Sunday, October 18, 2009

Flashing (The Kind You Do With Your Clothes On)

Earlier this week I offered to help Troy with the flashing on Sunday. He was a little confused since it wasn't really a two-person job and he hadn't asked me to help. When I explained that I was just offering some assistance to make the job go faster, he got right on board.

So today while he was finishing up the cement board on one of the fiddly corners by the garage door
(northeast corner finished)

I was set up on the sheet metal break. After appropriate training, I proceeded on my own. And here, if I show you how it goes, then you can just fly through your training should you ever be called to run your own sheet metal break.

We start with a roll of veeeeerrrry thin aluminum.
(The hammer is just keeping it from rolling off the work surface, essentially just a fancy paperweight.)

Step 1: Mark the length. We're using a square purely to keep things neat. It doesn't really make it function better, but we live in a world that likes straight lines at 90 degree angles. So we try to comply.
(The screw is the marking pen. The aluminum is so soft you can easily mark it with the point.)

Step 2: Cut the strip to length. Use an old pair of scissors.

Step 3: Lay the strip onto the sheet metal break.

Step 4: Position the clamp bar at the fold line:

It's a little hard to see the bar in that pic, so here's a better view:
It's the thin pointed edge that you want to have right on the fold line.

Step 5: Clamp the bar and aluminum sheet exactly in place. (Not only does the world like straight and 90^, it also likes even and level. Again, we try to comply.)

Step 6: Placing a hand on each black handle, rotate the break up to fold the aluminum.
There's a mark on the right (circled in red) that tells you where to stop. Bring the break back down, then up to the mark, then down, then up again, and down. Yes three times.

Remove the clamps and bar, and you now have a piece of flashing instead of just a strip of aluminum:

And repeat...and repeat...and repeat...until you have a nice stack like this
and have gone through the last two rolls of aluminum and Troy tells you that that is probably just enough.

Here's a little shot of it installed:
If you can make out what all the pieces are, you can see that the flashing starts on the wall and then covers the joint with the cement board (which is over the foam as you may recall).
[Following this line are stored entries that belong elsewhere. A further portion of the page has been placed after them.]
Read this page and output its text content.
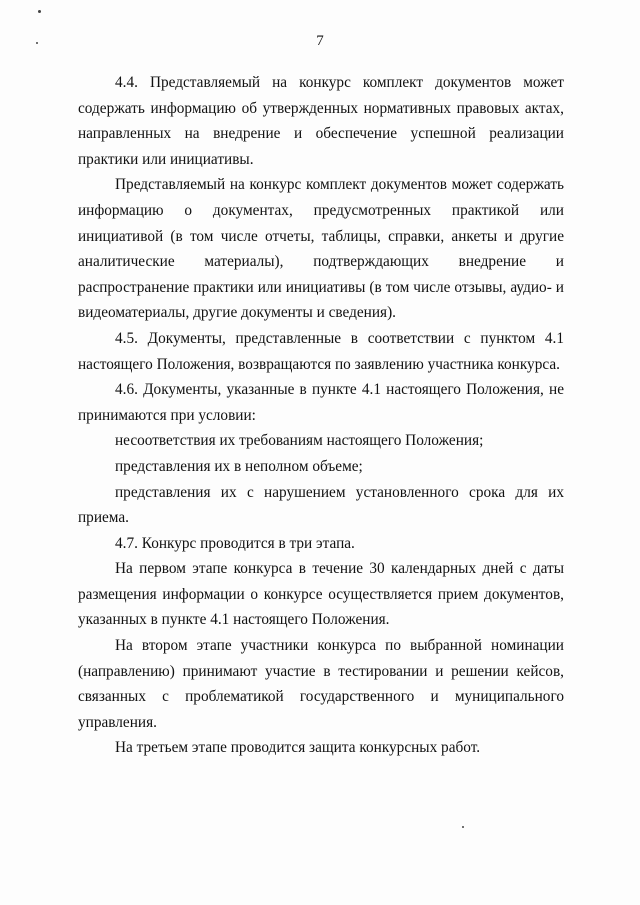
7

4.4. Представляемый на конкурс комплект документов может содержать информацию об утвержденных нормативных правовых актах, направленных на внедрение и обеспечение успешной реализации практики или инициативы.

Представляемый на конкурс комплект документов может содержать информацию о документах, предусмотренных практикой или инициативой (в том числе отчеты, таблицы, справки, анкеты и другие аналитические материалы), подтверждающих внедрение и распространение практики или инициативы (в том числе отзывы, аудио- и видеоматериалы, другие документы и сведения).

4.5. Документы, представленные в соответствии с пунктом 4.1 настоящего Положения, возвращаются по заявлению участника конкурса.

4.6. Документы, указанные в пункте 4.1 настоящего Положения, не принимаются при условии:

несоответствия их требованиям настоящего Положения;

представления их в неполном объеме;

представления их с нарушением установленного срока для их приема.

4.7. Конкурс проводится в три этапа.

На первом этапе конкурса в течение 30 календарных дней с даты размещения информации о конкурсе осуществляется прием документов, указанных в пункте 4.1 настоящего Положения.

На втором этапе участники конкурса по выбранной номинации (направлению) принимают участие в тестировании и решении кейсов, связанных с проблематикой государственного и муниципального управления.

На третьем этапе проводится защита конкурсных работ.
The siding will, of course, cover the top of the flashing and the water will stay out of places it does not belong.

After Troy finished with the cement board, he got busy with the flashing I made:
This is the south wall when it was partially finished. By the time we ate supper, Troy had finished the south and west walls. By the time I got around to loading these pictures and writing this, he had almost all of it done. Yeah for Troy!

All that needs to be done yet is one final screw on the bottom of every joint between the separate pieces of flashing. Troy doesn't have the right screws on hand (gasketed siding screws, I believe he said) but we'll get to that another day.

And that was our day of flashing. No trench coat needed.